Disjunctive cognition is a common phenomenon in dreams, first identified by psychoanalyst Mark Blechner, in which two aspects of cognition do not match each other. The dreamer is aware of the disjunction, yet that does not prevent it from remaining. The most frequent disjunction is between appearance and identity, such as "I knew it was my mother, even though it didn't look like her." The dreamer recognizes a character's identity, even though the appearance does not match the identity. Such dreams are usually not experienced as bizarre, despite the fact that such a statement in waking life would be considered psychotic. In waking life, most people would assume that they misidentified the person and correct for it, but not in dreams. Disjunctive cognition can also involve time perception. It is quite common to dream that as an adult, one goes back to a time and place of one's childhood. In this case, the perceived age of the dreamer is disjunctive with the setting of the dream. It is much less common to perceive the opposite: dreaming of oneself as a child, where the time and place are that of one's adulthood. However, it is common to dream of other people whom one knew at an earlier age appearing in the present. This is especially frequent in the dreams of people who have lost close relatives. For example, Aharon Appelfeld reported: "I dreamed about my parents. They had not aged since we were together sixty-three years ago in Prague, and their faces expressed amazement that I had grown older. We were briefly united in mutual astonishment, and I knew that I had something important to tell them. But, as in every profound dream, I could not get the words out."

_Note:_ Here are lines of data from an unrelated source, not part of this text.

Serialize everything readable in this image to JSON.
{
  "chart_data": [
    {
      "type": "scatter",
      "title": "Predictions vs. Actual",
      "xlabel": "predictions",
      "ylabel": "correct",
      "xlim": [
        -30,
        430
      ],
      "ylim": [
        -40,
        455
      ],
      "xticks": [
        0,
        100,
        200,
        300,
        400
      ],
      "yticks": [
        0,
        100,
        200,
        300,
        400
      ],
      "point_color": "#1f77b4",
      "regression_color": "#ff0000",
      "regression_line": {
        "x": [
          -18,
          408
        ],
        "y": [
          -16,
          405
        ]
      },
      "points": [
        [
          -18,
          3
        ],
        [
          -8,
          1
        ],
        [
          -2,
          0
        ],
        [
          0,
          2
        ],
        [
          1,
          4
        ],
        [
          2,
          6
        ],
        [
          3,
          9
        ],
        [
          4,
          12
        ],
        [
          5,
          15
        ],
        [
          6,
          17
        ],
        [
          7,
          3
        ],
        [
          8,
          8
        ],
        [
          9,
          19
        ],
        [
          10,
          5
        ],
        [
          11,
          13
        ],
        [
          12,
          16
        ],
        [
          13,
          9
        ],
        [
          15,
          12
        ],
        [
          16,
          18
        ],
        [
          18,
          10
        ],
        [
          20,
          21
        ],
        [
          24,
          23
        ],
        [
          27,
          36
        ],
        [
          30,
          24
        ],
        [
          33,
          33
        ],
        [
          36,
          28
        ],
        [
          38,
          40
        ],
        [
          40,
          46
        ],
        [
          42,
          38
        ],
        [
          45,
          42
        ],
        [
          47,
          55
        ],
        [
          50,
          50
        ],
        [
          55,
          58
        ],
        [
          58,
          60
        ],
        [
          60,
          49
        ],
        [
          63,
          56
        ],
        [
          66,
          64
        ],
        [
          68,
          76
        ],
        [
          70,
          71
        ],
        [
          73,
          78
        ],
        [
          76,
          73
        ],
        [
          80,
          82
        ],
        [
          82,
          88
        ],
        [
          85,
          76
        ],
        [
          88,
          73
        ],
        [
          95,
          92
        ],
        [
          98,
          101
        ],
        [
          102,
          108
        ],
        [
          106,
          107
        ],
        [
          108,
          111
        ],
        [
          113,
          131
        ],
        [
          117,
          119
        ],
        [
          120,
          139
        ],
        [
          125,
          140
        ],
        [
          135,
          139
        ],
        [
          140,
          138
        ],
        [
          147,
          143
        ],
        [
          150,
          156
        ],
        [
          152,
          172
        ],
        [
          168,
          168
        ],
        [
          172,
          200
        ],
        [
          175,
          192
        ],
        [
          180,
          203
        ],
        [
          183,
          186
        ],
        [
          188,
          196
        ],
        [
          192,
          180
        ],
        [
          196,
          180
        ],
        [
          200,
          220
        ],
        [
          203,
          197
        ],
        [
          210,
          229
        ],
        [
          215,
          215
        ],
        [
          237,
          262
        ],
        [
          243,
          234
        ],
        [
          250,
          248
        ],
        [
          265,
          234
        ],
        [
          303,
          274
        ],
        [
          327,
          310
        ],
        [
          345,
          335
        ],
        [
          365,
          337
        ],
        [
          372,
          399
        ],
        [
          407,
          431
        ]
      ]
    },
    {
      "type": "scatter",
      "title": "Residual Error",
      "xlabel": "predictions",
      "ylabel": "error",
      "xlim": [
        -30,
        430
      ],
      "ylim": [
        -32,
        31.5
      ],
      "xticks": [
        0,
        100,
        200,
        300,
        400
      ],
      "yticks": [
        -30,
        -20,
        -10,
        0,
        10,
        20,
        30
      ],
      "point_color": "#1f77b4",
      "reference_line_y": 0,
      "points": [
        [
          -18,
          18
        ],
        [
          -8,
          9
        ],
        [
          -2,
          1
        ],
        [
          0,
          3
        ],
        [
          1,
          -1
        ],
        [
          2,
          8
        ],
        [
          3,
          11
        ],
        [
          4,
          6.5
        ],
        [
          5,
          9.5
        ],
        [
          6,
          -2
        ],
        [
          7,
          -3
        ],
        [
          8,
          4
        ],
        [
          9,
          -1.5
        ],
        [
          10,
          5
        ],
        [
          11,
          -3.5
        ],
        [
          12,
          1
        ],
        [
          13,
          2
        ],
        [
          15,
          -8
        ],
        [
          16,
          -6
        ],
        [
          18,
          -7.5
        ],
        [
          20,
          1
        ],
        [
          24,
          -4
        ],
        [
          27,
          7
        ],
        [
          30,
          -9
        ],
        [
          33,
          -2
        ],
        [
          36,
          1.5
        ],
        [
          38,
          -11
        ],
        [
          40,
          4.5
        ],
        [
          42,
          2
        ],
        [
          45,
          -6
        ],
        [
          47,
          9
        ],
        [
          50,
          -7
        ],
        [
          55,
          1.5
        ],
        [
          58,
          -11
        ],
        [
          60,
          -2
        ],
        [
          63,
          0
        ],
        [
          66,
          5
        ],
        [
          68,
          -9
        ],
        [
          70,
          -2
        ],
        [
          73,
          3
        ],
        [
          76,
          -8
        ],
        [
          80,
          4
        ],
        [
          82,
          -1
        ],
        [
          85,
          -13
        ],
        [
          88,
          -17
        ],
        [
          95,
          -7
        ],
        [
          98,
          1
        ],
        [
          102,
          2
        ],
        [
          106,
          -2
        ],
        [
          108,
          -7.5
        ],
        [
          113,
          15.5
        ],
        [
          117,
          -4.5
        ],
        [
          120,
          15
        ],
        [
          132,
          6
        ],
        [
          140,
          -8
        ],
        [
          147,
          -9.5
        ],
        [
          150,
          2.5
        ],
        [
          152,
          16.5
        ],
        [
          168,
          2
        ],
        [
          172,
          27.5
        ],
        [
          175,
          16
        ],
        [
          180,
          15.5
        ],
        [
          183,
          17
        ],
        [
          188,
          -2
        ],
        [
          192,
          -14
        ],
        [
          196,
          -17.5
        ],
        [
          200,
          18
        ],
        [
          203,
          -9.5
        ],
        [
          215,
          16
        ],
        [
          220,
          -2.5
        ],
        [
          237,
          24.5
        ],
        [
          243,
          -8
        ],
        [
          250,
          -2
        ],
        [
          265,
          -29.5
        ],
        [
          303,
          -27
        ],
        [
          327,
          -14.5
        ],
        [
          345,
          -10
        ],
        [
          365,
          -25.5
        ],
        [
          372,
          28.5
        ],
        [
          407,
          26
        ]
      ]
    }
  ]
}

Blechner calls disjunctive cognitions "the commonplace bizarreness of dreamlife." Some things that happen in dreams feel bizarre to the dreamer, but disjunctive cognitions usually do not. Another commonplace bizarreness of dreams is the interobject, in which the dreamer sees something between two objects, as in: I dreamt of something "between a swimming pool and an aqueduct," or "between a cell-phone and a baby."

Disjunctive cognitions reveal much about how the brain is organized. Blechner has suggested that whenever disjunctive cognitions occur, the two aspects of cognition that are disjunctive are handled in different parts of the brain whose mutual integration is suppressed or shifted during sleep. Disjunctive cognitions between what the person looks like and who the person is suggest two brain systems for those aspects of perception. This is supported by research in neuropsychology and neurobiology. For example, some people who have suffered strokes or other brain damage have a syndrome known as prosopagnosia. A prosopagnosic man may look at his wife of 50 years, see all of her features clearly, and yet not recognize who she is. In such people, the process of seeing is intact, but the process of facial recognition is damaged. There is also the phenomenon of Capgras syndrome, in which a person may feel that a close relative is actually an impostor. The features of the relative are recognizable, but the person's identity is not. And there is also Fregoli delusion, in which a person may mistakenly identify strangers as people he actually knows. In all of these syndromes, there is a disjunction between the appearance and perceived identity of the person.